M. Guillaume accuse les autorités dominicaines de traquer les Haïtiens, affirmant que certains sont extorqués, violés ou détenus en prison sans eau ni nourriture et soumis à des coups ou à des gaz lacrymogènes s’ils osent protester.

Radhafil Rodríguez, conseiller de la République dominicaine à l’OEA, a indiqué que le gouvernement rejetait les accusations de mauvais traitements et prendrait toute plainte «très au sérieux» et enquêterait. Il a soutenu que la crise en Haïti affectait de manière disproportionnée la République dominicaine, affirmant que ces migrants submergent les écoles, les cliniques et les hôpitaux.

M. Rodriguez a déclaré que son pays est solidaire du peuple haïtien pendant sa crise, mais il a ajouté que personne ne pouvait s’attendre à ce qu’il arrête les expulsions.

Appels au dialogue

MM. Rodriguez et Thomas ont tous deux appelé au dialogue, alors que les responsables haïtiens se sont réunis d’urgence pour parler des expulsions et ont créé un groupe de travail pour gérer l’afflux de migrants et leurs besoins.

«La déportation forcée et en masse de nos compatriotes haïtiens en République dominicaine est une violation des principes fondamentaux de la dignité humaine», a écrit mardi le premier ministre haïtien, Garry Conille, sur le réseau social X.

Les expulsions massives ont conduit à une augmentation du nombre d’enfants abandonnés à travers la République dominicaine, a averti l’activiste William Charpentier, coordinateur de la Coalition nationale pour les migrations et les réfugiés, basée en République dominicaine. «Ils prennent leurs parents, ou l’un des parents, et laissent les enfants derrière eux, même pendant qu’ils sont à l’école», a-t-il soutenu.

M. Charpentier a qualifié les déportations de «forme de persécution contre les Noirs, contre tout ce qu’ils présument être haïtien». Il a déclaré que même les personnes en possession de documents légaux sont détenues et expulsées — une pratique qui, selon les militants, s’est produite les années précédentes.

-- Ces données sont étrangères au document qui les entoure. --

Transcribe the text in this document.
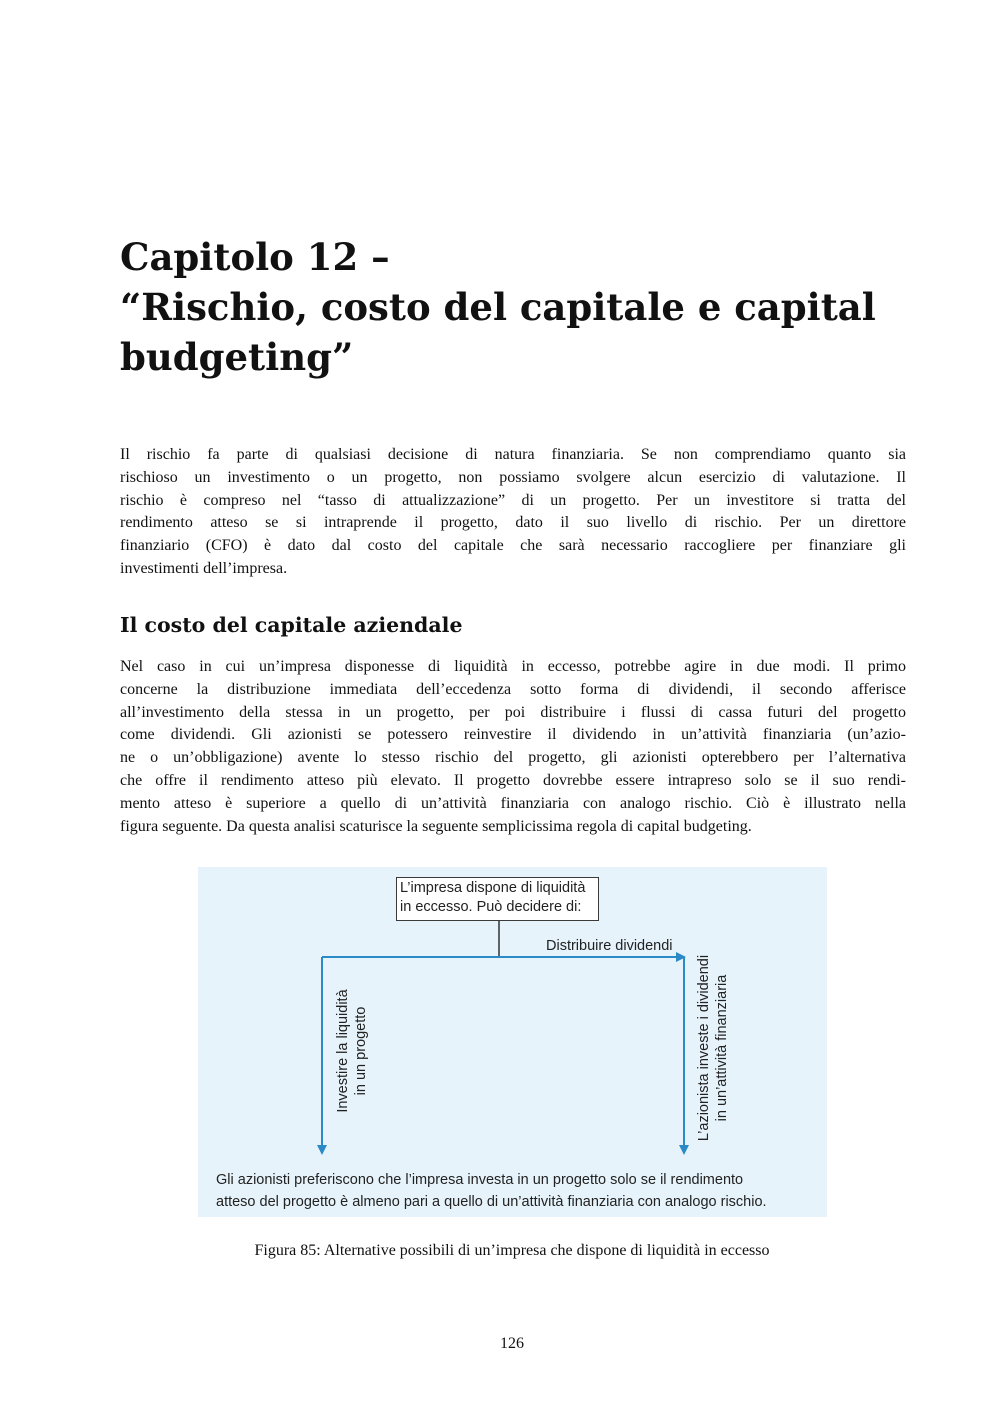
Capitolo 12 –
“Rischio, costo del capitale e capital
budgeting”

Il rischio fa parte di qualsiasi decisione di natura finanziaria. Se non comprendiamo quanto sia
rischioso un investimento o un progetto, non possiamo svolgere alcun esercizio di valutazione. Il
rischio è compreso nel “tasso di attualizzazione” di un progetto. Per un investitore si tratta del
rendimento atteso se si intraprende il progetto, dato il suo livello di rischio. Per un direttore
finanziario (CFO) è dato dal costo del capitale che sarà necessario raccogliere per finanziare gli
investimenti dell’impresa.

Il costo del capitale aziendale

Nel caso in cui un’impresa disponesse di liquidità in eccesso, potrebbe agire in due modi. Il primo
concerne la distribuzione immediata dell’eccedenza sotto forma di dividendi, il secondo afferisce
all’investimento della stessa in un progetto, per poi distribuire i flussi di cassa futuri del progetto
come dividendi. Gli azionisti se potessero reinvestire il dividendo in un’attività finanziaria (un’azio-
ne o un’obbligazione) avente lo stesso rischio del progetto, gli azionisti opterebbero per l’alternativa
che offre il rendimento atteso più elevato. Il progetto dovrebbe essere intrapreso solo se il suo rendi-
mento atteso è superiore a quello di un’attività finanziaria con analogo rischio. Ciò è illustrato nella
figura seguente. Da questa analisi scaturisce la seguente semplicissima regola di capital budgeting.

L’impresa dispone di liquidità
in eccesso. Può decidere di:
Distribuire dividendi
Investire la liquidità in un progetto	L’azionista investe i dividendi in un’attività finanziaria
Gli azionisti preferiscono che l’impresa investa in un progetto solo se il rendimento
atteso del progetto è almeno pari a quello di un’attività finanziaria con analogo rischio.

Figura 85: Alternative possibili di un’impresa che dispone di liquidità in eccesso

126
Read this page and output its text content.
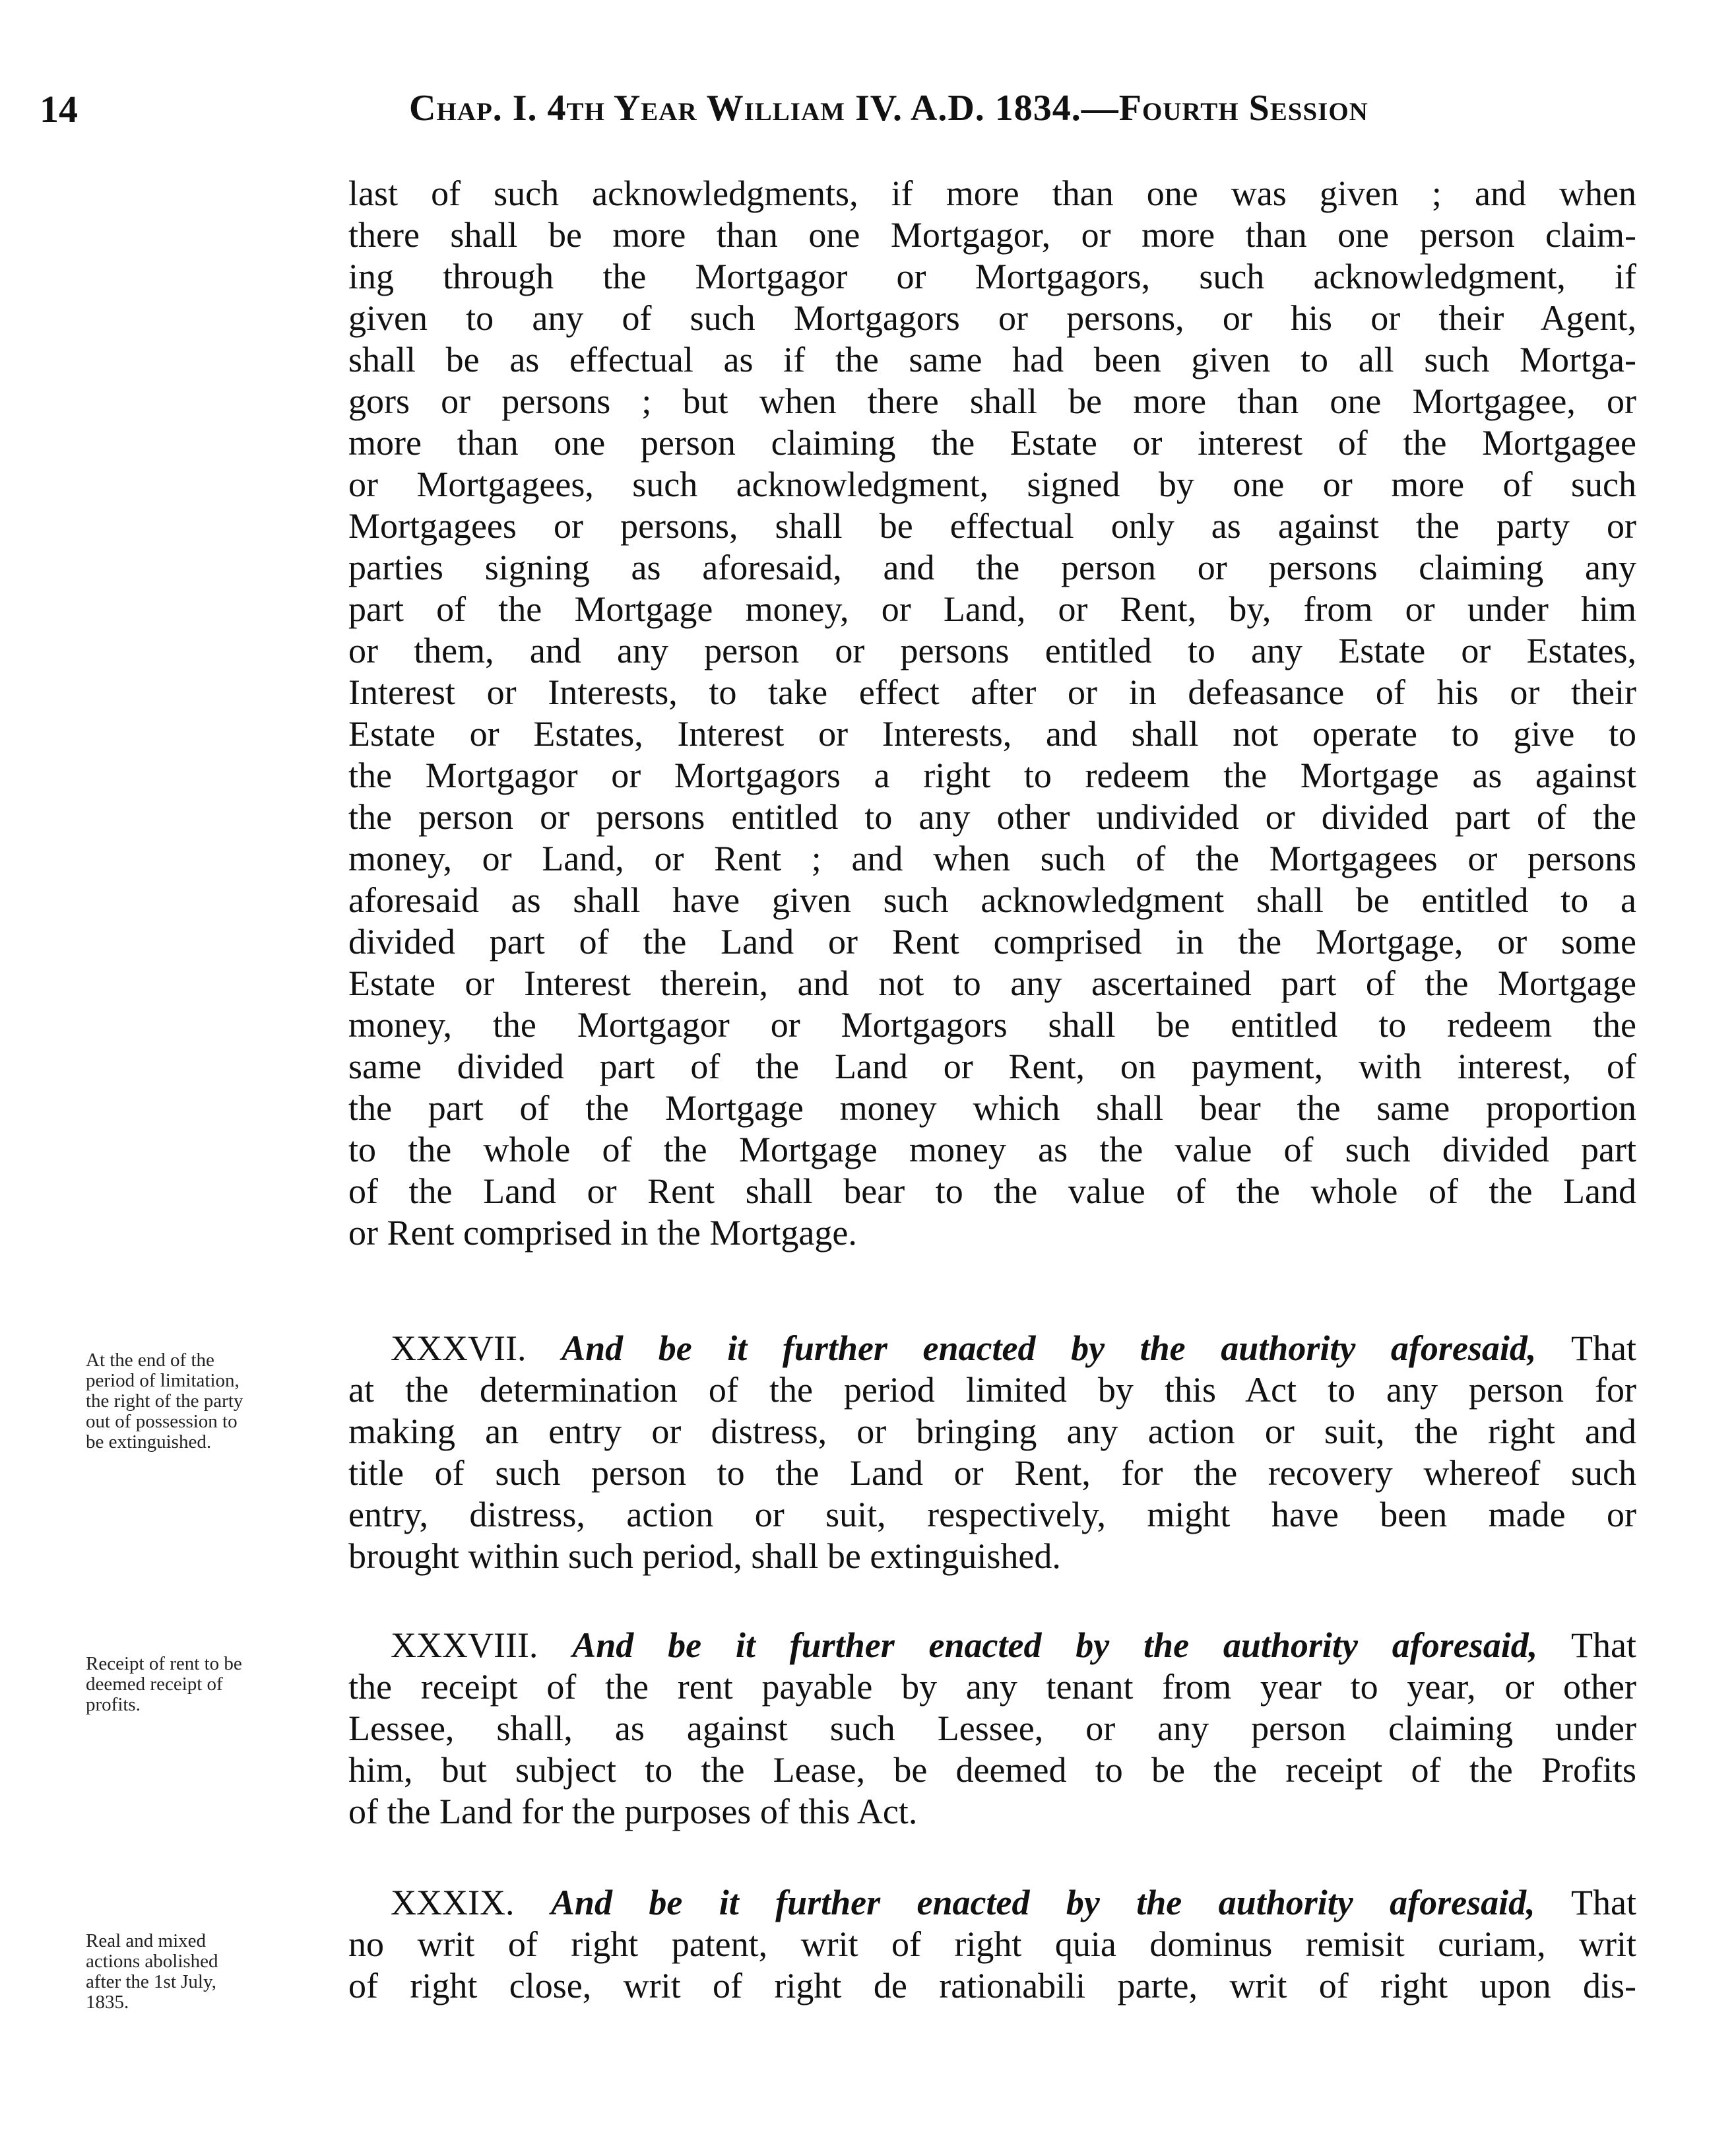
14	Chap. I. 4th Year William IV. A.D. 1834.—Fourth Session
last of such acknowledgments, if more than one was given ; and when
there shall be more than one Mortgagor, or more than one person claim-
ing through the Mortgagor or Mortgagors, such acknowledgment, if
given to any of such Mortgagors or persons, or his or their Agent,
shall be as effectual as if the same had been given to all such Mortga-
gors or persons ; but when there shall be more than one Mortgagee, or
more than one person claiming the Estate or interest of the Mortgagee
or Mortgagees, such acknowledgment, signed by one or more of such
Mortgagees or persons, shall be effectual only as against the party or
parties signing as aforesaid, and the person or persons claiming any
part of the Mortgage money, or Land, or Rent, by, from or under him
or them, and any person or persons entitled to any Estate or Estates,
Interest or Interests, to take effect after or in defeasance of his or their
Estate or Estates, Interest or Interests, and shall not operate to give to
the Mortgagor or Mortgagors a right to redeem the Mortgage as against
the person or persons entitled to any other undivided or divided part of the
money, or Land, or Rent ; and when such of the Mortgagees or persons
aforesaid as shall have given such acknowledgment shall be entitled to a
divided part of the Land or Rent comprised in the Mortgage, or some
Estate or Interest therein, and not to any ascertained part of the Mortgage
money, the Mortgagor or Mortgagors shall be entitled to redeem the
same divided part of the Land or Rent, on payment, with interest, of
the part of the Mortgage money which shall bear the same proportion
to the whole of the Mortgage money as the value of such divided part
of the Land or Rent shall bear to the value of the whole of the Land
or Rent comprised in the Mortgage.
At the end of the
period of limitation,
the right of the party
out of possession to
be extinguished.
XXXVII. And be it further enacted by the authority aforesaid, That
at the determination of the period limited by this Act to any person for
making an entry or distress, or bringing any action or suit, the right and
title of such person to the Land or Rent, for the recovery whereof such
entry, distress, action or suit, respectively, might have been made or
brought within such period, shall be extinguished.
Receipt of rent to be
deemed receipt of
profits.
XXXVIII. And be it further enacted by the authority aforesaid, That
the receipt of the rent payable by any tenant from year to year, or other
Lessee, shall, as against such Lessee, or any person claiming under
him, but subject to the Lease, be deemed to be the receipt of the Profits
of the Land for the purposes of this Act.
Real and mixed
actions abolished
after the 1st July,
1835.
XXXIX. And be it further enacted by the authority aforesaid, That
no writ of right patent, writ of right quia dominus remisit curiam, writ
of right close, writ of right de rationabili parte, writ of right upon dis-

Ocicle Batista, une migrante haïtienne de 45 ans qui vend des avocats dans la capitale, Saint-Domingue, a accusé les soldats d’exiger l’équivalent d’entre 230 et 330 $ US pour éviter les expulsions, «même lorsqu’ils ont leurs papiers en main», a-t-elle déclaré à propos des migrants. «Nous venons ici pour travailler.»

Luis Rafael Lee Ballester, directeur des migrations de la République dominicaine, a déclaré que les droits de la personne étaient respectés et qu’on faisait un usage proportionné de la force lors des arrestations de migrants.

Il a soutenu que les personnes en possession de documents étaient détenues parce qu’elles n’avaient pas «d’identification fiable» pour justifier leur présence dans le pays.

Du 1er au 7 octobre, 7591 personnes ont été déportées et 3323 rapatriées en Haïti, selon le gouvernement, qui a déclaré que toutes ces personnes étaient haïtiennes.